By celebplanes · 1 min read · Elon Musk

Elon Musk
Elon Musk flew from Sanderson Field in Washington to Compton Woodley Airport in Los Angeles on June 15, a 41-minute jaunt in his Gulfstream G550 N272BG that arrived at 11:28 a.m. local time. The brief hop from the Pacific Northwest — where he had been the previous day — lands him in Southern California the same week SpaceX begins trading on the Nasdaq, per a CNBC report that pegged his net worth at $1.05 trillion after the IPO, making him the world’s first trillionaire.

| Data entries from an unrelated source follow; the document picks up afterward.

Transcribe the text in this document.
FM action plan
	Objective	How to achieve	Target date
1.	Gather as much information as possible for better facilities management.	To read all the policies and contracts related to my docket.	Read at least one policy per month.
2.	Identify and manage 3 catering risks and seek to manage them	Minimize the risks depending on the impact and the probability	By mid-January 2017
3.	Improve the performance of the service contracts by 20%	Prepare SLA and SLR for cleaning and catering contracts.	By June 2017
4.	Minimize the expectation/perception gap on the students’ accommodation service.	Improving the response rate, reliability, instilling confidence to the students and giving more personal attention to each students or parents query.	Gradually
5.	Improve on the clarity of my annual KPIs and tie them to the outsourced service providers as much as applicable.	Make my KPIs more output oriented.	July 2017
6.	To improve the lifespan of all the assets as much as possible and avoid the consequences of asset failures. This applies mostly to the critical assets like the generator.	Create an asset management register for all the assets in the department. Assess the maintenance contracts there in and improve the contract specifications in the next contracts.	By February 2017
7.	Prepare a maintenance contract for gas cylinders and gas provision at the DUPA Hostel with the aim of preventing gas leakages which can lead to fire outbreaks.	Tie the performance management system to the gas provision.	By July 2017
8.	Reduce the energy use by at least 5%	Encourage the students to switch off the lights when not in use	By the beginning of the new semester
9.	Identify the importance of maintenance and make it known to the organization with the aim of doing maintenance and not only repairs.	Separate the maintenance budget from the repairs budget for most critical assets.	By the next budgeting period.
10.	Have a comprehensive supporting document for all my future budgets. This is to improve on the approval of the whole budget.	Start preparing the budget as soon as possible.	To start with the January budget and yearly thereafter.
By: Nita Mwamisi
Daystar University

Musk’s arrival coincides with two legal fronts: a California jury dismissed his lawsuit against OpenAI on May 18 on statute-of-limitations grounds (a decision covered by the BBC and The Daring Creatives), leaving unresolved the question of whether OpenAI betrayed its nonprofit mission. Separately, a former xAI engineer named Devin Kim sued xAI and SpaceX on June 12, alleging he was fired for raising safety concerns about the Grok chatbot, as reported by The AI Insider. The new whistleblower complaint, filed days before SpaceX’s market debut, adds pressure to Musk’s sprawling corporate ecosystem.
The flight pattern shows Musk’s recent mobility: he was in the New York area on June 13, flew to Austin and then to San Jose, California, on June 14, before heading to Washington state. The G550 is a workhorse of his five-jet fleet, one of three Gulfstreams he uses for business crisscrossing the country as court orders now force Tesla and SpaceX emails into discovery for the Apple–OpenAI antitrust case.